This fails with a NullReferenceException in line 4 with the following stack trace:

DbCExpressionTrees.exe!DbCExpressionTrees.Account.GetOwnerName() Line 17    C#
DbCExpressionTrees.exe!DbCExpressionTrees.Program.Main(string[] args = {string[0]}) Line 13 + 0xa bytes C#

Now this example is very contrived, since it's blatantly obvious where the bug is. But still, consider if the call to GetOwnerName had been in a completely different layer of the application, maybe even minutes after the Account object had been created. I'm sure you've had your fun with your debugger tracking down errors like this, if you've done any moderate size programs - I know I have.

What we need is a way for the writer of the Account class to communicate a stronger contract on what he's expecting from his client. In an ideal world, this contract would be enforced at compile-time and not allow the program to compile if contracts were broken. A thing I've always wanted for situations like this is being able to specify arguments as non-nullable in C# - that is, give me an object of this type and NOT null - since this makes sense in a lot of situations. Anyway, the only way to get something resembling this today is using Spec#, but this is a research project and still under development. So we will have to settle for runtime checks for starters.

Returning to the fail-fast principle - why is this useful? Consider the following change to the Account constructor:

public Account(Person owner)
{
    if(owner == null)
        throw new ArgumentNullException("owner");
    _owner = owner;
}

Executing the client code from before, our program will now fail when trying to create the invalid Account object with the following stack trace - and a clearly readable exception message (that owner is not allowed to be null):

DbCExpressionTrees.exe!DbCExpressionTrees.Account.Account(DbCExpressionTrees.Person owner = null) Line 13   C#
DbCExpressionTrees.exe!DbCExpressionTrees.Program.Main(string[] args = {string[0]}) Line 12 + 0x17 bytes    C#

The benefit here is that this stack trace points directly to the first offense against the "contract". Consider the differences in debugging time on the two examples. Examples like this could also be made for postconditions and invariants.

Expression Trees

Okay, I admit it, I've been itching to play around with Expressions since C# 3.0 was released and especially with all the cool usages in ASP.NET MVC. Furthermore I'll often go to great lengths to avoid "magic strings" in favor of something more type-safe (and refactor-friendly).
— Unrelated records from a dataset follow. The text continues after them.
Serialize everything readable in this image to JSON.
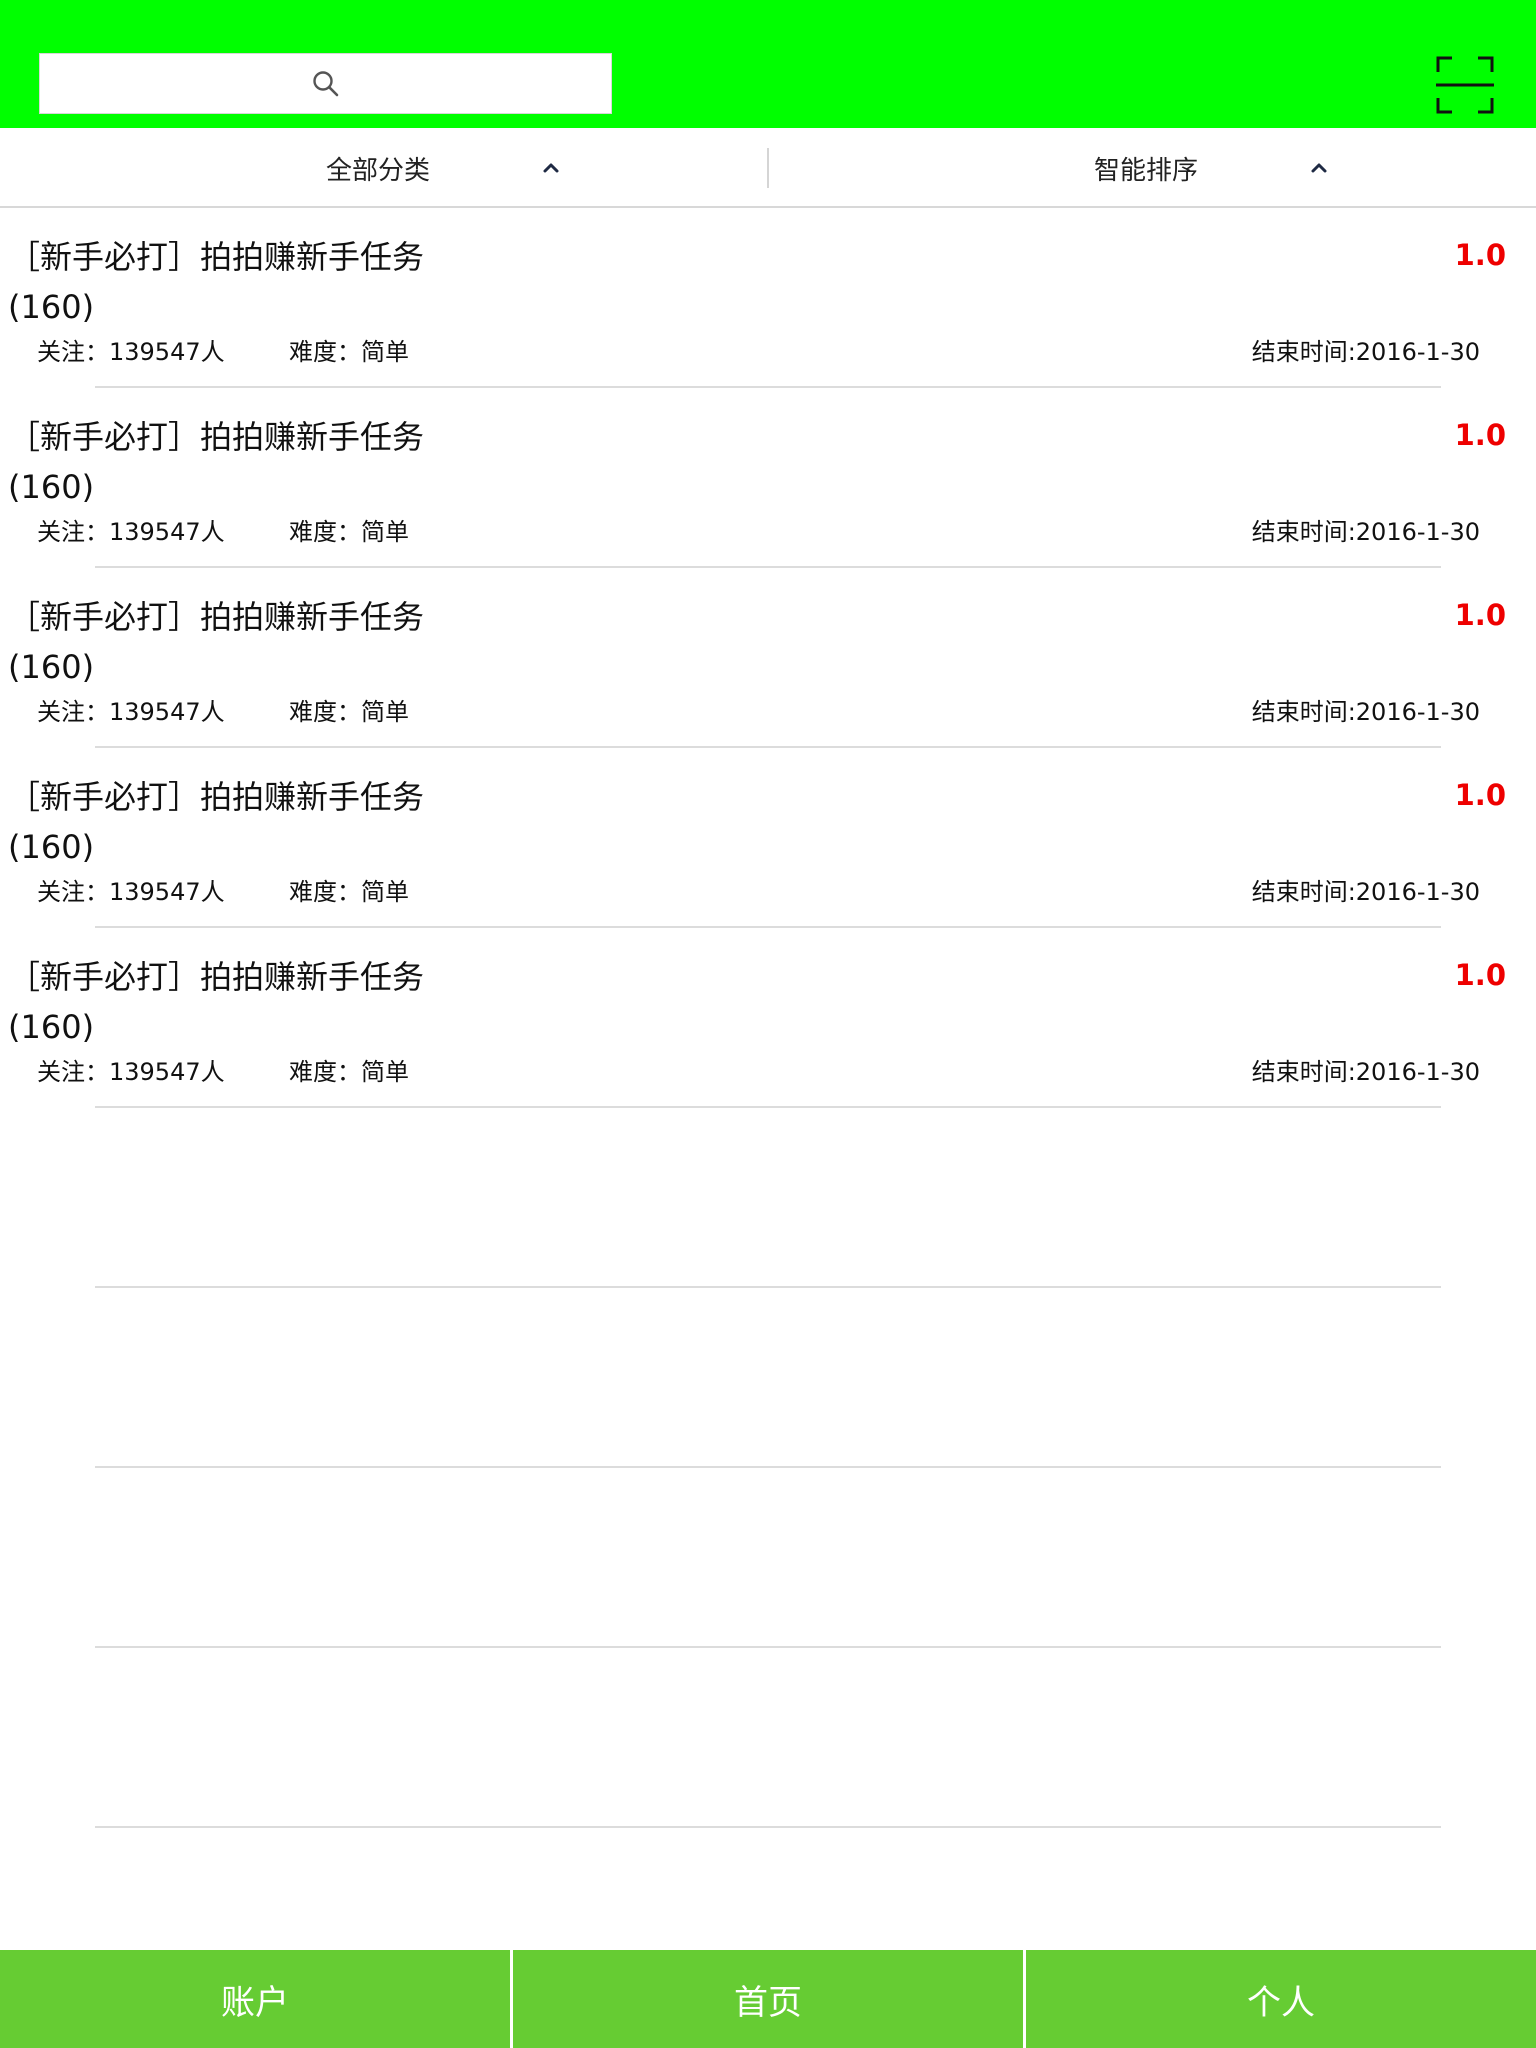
{
  "header": {
    "background": "#00ff00",
    "search_icon": "search-icon",
    "scan_icon": "scan-icon"
  },
  "filters": {
    "category_label": "全部分类",
    "sort_label": "智能排序",
    "caret_icon": "chevron-up-icon"
  },
  "tasks": [
    {
      "title": "［新手必打］拍拍赚新手任务(160)",
      "price": "1.0",
      "follow": "关注：139547人",
      "difficulty": "难度：简单",
      "end_time": "结束时间:2016-1-30"
    },
    {
      "title": "［新手必打］拍拍赚新手任务(160)",
      "price": "1.0",
      "follow": "关注：139547人",
      "difficulty": "难度：简单",
      "end_time": "结束时间:2016-1-30"
    },
    {
      "title": "［新手必打］拍拍赚新手任务(160)",
      "price": "1.0",
      "follow": "关注：139547人",
      "difficulty": "难度：简单",
      "end_time": "结束时间:2016-1-30"
    },
    {
      "title": "［新手必打］拍拍赚新手任务(160)",
      "price": "1.0",
      "follow": "关注：139547人",
      "difficulty": "难度：简单",
      "end_time": "结束时间:2016-1-30"
    },
    {
      "title": "［新手必打］拍拍赚新手任务(160)",
      "price": "1.0",
      "follow": "关注：139547人",
      "difficulty": "难度：简单",
      "end_time": "结束时间:2016-1-30"
    }
  ],
  "tabbar": {
    "tabs": [
      {
        "label": "账户"
      },
      {
        "label": "首页"
      },
      {
        "label": "个人"
      }
    ],
    "color": "#66cc33"
  },
  "colors": {
    "price": "#ee0000",
    "separator": "#dcdcdc"
  }
}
Also, I happened to stumble upon these two posts by The Wandering Glitchand Søren Skovsbøll where they experiment with Design By Contract and C# 3.0.

Realistically, I preconditions are only viable part of Design by Contract to implement in C# at the moment. While you can probably do crazy postcondition and invariant checking by using exotic things like IL injection or interceptors, I really don't think we'll see any really good solutions until the language provides better support. So I decided to see what I could do on preconditions.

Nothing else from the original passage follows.